LONDON, May 2 (Reuters) - Copper prices hit a three-week high on Tuesday due to concerns about supply disruptions in Indonesia, but caution over slowing demand in top consumer China capped gains.

Benchmark copper on the London Metal Exchange, untraded in the rings, ended up 1.2 percent at $5,735.50 a tonne from an earlier $5,820 a tonne, its highest since April 10.

“The news about the strike in Indonesia at Grasberg has lifted prices,” said Julius Baer analyst Carsten Menke, adding that slowing activity in China’s manufacturing sector, a major source of demand for industrial metals, was a negative.

GRASBERG: Thousands of workers from the Indonesian unit of Freeport McMoRan Inc staged a rally near the Grasberg copper mine on Monday, protesting against layoffs by the miner due to a contract dispute with the government.

CHINA: China’s factory sector lost momentum in April, with growth slowing to its weakest pace in seven months as domestic and export demand faltered and commodity prices fell, a private survey showed on Tuesday.

LEAD: The price of lead was slightly weaker at $2,248 a tonne, but supported by worries about supplies on the LME market.

LEAD STOCKS: Latest data shows lead stocks in LME approved warehouses up 4,150 to 169,425 tonnes MPBSTX-TOTAL, but that total is still 10 percent below the level at the end of March.

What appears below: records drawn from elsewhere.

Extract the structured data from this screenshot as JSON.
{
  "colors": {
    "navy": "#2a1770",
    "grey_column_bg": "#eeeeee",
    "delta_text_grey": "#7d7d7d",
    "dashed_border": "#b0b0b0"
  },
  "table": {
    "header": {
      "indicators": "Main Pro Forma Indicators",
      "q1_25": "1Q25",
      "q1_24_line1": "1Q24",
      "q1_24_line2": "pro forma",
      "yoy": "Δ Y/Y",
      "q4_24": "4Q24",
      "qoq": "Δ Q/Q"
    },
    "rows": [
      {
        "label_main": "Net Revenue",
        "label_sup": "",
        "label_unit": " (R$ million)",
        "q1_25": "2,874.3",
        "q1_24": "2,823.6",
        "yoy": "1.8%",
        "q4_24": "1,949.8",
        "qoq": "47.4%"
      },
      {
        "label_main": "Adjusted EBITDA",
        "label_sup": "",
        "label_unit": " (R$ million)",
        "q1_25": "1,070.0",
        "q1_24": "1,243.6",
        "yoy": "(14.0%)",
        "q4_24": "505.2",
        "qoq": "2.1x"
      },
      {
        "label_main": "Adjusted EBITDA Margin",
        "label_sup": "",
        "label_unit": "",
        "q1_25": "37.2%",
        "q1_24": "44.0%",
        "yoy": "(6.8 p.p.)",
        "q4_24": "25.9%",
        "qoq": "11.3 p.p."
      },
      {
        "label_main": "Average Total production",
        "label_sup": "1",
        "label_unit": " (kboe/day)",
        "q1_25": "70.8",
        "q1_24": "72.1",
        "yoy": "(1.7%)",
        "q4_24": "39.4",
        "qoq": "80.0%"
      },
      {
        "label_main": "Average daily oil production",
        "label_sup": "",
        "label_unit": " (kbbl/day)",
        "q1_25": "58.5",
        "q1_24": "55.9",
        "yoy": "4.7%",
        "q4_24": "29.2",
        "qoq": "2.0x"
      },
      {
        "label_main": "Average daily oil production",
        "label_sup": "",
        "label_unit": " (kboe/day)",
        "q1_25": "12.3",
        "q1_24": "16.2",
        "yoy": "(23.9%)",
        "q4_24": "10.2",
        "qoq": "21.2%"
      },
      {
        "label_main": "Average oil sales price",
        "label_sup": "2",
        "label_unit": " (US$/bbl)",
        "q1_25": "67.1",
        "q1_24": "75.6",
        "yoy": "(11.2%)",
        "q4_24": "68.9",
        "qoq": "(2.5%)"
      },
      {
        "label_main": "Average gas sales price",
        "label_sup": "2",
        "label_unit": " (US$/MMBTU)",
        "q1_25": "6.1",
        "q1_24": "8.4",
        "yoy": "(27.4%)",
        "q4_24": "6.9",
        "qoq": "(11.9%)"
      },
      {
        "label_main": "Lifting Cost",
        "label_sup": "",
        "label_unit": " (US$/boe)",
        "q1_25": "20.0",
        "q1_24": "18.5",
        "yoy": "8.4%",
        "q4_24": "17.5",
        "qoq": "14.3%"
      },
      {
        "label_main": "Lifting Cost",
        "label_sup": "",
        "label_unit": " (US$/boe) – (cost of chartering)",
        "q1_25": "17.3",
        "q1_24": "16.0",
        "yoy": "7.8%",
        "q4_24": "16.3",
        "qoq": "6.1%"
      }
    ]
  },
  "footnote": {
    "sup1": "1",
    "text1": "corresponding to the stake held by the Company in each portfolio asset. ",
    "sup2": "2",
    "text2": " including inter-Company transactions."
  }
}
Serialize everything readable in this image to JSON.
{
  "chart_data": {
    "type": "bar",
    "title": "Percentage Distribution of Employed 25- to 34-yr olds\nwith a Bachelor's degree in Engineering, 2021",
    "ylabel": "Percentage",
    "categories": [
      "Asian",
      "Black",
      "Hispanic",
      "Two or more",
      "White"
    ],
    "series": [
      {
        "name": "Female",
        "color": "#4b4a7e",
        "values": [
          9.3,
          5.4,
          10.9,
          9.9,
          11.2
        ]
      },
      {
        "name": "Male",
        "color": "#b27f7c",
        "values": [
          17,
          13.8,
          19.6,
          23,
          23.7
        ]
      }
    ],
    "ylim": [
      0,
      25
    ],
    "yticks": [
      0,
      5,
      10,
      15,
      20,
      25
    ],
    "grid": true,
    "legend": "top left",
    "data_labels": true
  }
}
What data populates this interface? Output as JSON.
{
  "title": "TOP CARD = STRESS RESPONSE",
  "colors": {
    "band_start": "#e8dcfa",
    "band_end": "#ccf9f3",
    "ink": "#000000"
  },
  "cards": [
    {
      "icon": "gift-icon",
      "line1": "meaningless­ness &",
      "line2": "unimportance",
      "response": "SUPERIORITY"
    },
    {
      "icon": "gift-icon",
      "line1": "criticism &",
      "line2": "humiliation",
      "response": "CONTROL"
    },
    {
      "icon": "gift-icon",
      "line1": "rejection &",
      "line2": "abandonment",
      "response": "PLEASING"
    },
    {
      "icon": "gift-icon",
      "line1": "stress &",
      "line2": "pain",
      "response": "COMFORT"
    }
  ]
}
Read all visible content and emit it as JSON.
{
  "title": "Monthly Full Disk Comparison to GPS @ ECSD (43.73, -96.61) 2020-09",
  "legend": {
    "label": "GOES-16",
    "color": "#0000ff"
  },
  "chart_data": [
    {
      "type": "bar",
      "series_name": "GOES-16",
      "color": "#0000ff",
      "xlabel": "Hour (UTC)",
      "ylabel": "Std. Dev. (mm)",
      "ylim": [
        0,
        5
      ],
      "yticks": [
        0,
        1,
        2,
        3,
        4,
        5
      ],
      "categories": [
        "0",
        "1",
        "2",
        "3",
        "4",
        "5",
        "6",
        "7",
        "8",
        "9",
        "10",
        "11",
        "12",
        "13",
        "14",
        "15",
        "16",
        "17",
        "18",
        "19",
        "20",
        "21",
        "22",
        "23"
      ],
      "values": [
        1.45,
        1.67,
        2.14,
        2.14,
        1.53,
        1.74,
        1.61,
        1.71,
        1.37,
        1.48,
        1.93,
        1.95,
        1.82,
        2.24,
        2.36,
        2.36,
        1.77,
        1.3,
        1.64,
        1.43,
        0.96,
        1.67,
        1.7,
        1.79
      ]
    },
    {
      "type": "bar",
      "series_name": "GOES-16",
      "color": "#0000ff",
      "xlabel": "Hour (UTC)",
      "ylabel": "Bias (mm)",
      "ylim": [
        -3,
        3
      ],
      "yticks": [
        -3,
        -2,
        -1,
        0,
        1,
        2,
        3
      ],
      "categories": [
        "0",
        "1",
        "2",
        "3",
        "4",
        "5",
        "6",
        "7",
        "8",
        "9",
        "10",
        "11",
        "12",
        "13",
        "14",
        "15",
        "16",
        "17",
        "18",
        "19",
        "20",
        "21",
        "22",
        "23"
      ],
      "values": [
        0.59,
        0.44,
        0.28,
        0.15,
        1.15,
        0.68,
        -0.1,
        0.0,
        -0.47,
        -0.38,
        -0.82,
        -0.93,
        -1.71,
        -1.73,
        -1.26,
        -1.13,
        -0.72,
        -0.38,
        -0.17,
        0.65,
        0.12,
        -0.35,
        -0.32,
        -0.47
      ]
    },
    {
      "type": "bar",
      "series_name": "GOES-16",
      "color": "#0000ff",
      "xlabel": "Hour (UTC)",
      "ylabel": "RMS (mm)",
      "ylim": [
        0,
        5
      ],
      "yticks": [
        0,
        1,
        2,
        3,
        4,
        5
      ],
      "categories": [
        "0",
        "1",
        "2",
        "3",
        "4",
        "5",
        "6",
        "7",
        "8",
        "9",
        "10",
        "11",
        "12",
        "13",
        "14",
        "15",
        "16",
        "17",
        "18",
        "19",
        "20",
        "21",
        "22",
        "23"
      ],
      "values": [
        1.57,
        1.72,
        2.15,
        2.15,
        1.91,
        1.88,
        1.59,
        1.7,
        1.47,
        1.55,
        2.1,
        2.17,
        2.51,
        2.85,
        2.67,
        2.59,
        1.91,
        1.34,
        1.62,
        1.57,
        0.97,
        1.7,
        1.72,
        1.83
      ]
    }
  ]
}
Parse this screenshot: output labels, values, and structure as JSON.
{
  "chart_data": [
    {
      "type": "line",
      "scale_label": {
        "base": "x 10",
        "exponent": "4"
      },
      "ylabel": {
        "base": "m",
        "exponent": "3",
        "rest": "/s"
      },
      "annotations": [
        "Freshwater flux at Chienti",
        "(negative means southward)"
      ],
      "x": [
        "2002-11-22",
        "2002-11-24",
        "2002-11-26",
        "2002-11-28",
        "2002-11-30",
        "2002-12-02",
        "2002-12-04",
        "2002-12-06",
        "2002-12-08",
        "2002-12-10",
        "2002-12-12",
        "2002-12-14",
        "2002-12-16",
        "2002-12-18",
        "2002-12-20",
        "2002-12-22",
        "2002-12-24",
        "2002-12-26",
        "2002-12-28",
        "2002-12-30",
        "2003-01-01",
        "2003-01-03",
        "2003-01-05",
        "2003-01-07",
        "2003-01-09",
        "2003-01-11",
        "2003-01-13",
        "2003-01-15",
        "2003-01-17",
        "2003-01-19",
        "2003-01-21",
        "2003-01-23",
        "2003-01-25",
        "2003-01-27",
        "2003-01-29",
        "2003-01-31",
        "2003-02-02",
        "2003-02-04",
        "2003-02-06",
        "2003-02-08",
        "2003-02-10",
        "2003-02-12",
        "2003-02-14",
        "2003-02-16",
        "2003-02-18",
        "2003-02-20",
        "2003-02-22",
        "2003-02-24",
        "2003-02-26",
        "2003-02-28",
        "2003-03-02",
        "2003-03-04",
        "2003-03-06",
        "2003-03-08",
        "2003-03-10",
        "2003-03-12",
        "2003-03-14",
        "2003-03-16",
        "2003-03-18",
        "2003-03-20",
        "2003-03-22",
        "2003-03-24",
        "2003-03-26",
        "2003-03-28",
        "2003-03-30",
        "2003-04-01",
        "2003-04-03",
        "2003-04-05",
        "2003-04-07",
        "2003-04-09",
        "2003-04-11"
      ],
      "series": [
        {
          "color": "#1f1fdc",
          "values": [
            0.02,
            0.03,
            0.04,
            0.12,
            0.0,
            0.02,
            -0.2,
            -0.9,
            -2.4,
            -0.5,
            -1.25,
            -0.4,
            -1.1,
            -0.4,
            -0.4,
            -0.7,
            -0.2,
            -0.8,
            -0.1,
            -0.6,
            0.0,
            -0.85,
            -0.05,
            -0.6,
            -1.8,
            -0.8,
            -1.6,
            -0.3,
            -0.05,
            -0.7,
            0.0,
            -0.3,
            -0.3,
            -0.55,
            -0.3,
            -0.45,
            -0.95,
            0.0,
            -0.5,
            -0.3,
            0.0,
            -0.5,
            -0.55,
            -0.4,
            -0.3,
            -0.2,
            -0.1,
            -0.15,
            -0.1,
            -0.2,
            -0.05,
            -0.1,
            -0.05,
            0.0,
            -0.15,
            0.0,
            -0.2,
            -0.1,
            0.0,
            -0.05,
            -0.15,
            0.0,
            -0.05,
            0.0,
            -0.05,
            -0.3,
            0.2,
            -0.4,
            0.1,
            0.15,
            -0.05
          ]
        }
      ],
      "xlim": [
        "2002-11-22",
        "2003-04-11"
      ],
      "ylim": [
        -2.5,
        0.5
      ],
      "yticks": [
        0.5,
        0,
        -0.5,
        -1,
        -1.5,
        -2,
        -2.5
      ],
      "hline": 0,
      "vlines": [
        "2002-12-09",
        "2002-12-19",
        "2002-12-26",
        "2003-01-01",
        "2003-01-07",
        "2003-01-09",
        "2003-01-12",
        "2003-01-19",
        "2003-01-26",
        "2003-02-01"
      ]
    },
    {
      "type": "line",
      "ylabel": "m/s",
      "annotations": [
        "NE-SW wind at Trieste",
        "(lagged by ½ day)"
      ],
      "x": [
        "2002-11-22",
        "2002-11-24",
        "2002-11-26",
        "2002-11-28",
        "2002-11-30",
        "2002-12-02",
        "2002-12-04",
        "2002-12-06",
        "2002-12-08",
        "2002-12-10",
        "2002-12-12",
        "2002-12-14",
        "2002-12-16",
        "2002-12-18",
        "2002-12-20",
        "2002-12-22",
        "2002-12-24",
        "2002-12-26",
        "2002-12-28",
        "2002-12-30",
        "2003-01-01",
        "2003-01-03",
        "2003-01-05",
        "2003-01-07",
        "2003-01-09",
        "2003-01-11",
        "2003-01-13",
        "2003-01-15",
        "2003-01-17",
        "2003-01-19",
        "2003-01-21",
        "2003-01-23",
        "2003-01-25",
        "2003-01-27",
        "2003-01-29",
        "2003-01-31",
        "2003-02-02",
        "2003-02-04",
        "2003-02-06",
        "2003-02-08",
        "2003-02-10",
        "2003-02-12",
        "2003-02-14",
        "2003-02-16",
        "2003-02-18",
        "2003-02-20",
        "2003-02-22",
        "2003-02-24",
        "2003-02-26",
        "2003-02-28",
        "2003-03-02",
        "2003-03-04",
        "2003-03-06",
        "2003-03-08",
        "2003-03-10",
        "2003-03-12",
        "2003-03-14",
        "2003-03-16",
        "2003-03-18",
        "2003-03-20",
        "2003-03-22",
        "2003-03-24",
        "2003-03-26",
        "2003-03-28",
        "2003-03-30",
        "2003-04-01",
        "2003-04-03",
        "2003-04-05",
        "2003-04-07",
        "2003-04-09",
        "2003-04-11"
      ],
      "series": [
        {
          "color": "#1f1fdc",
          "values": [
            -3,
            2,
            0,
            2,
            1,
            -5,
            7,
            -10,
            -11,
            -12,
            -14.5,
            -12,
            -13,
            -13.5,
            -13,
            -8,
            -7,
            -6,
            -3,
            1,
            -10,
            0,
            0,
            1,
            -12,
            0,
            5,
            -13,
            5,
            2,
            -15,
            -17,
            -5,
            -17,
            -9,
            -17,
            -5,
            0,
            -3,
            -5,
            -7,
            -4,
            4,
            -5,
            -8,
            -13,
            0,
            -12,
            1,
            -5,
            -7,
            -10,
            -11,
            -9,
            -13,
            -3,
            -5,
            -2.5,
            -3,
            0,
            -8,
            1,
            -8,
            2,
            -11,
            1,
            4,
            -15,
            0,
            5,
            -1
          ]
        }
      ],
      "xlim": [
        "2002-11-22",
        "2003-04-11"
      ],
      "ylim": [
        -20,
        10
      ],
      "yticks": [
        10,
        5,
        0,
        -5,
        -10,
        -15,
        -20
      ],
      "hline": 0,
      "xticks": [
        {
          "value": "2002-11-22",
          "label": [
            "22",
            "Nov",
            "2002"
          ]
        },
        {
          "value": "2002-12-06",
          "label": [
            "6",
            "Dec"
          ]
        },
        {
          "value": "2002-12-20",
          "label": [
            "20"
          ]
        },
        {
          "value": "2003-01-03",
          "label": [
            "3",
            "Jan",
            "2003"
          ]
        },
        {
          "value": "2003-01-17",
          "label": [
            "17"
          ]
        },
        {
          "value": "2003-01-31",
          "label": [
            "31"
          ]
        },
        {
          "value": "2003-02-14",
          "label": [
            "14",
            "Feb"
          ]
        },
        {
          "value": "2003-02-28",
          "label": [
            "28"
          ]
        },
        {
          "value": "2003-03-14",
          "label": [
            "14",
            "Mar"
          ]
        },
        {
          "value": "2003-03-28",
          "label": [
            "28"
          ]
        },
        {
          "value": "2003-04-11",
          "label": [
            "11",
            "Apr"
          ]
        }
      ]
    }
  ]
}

LEAD WARRANTS: Cancelled warrants -- material earmarked for delivery and so not available to the market -- account for nearly half of total inventories. Traders are also watching a large position holding between 30 and 39 percent of warrants.

LEAD SPREADS: The premium, or backwardation, for cash metal over the three-month contract rose to $34.50 a tonne on Friday, its highest since late January MPB0-3.

LEAD DEMAND: “On the demand side, offtake remains strong on both sides of the Atlantic, with only limited signs of seasonal weakness,” INTL FCStone analyst Edward Meir said. “European battery demand is particularly good on account of strong vehicle sales. However, the Chinese market does not look as inspiring.”

TIN SPREADS: The premium for cash tin over the three-month rose to $90 a tonne MSN0-3 on Friday, its highest since March 21 as traders fretted about shortages on the LME market. Three-month tin rose 0.3 percent to $19,960 compared with an earlier $20,085, its highest since April 12.

TIN STOCKS: Inventories of tin in LME warehouses at 2,865 tonnes are less than half the 5,995 recorded on Feb. 16 and account for less than one percent of global consumption estimated at around 350,000 tonnes this year.

PRICES: Aluminium was up 0.9 percent at $1,929.50 and zinc added 1.2 percent to $2,655. Nickel was ended 0.7 percent higher at $9,515 a tonne.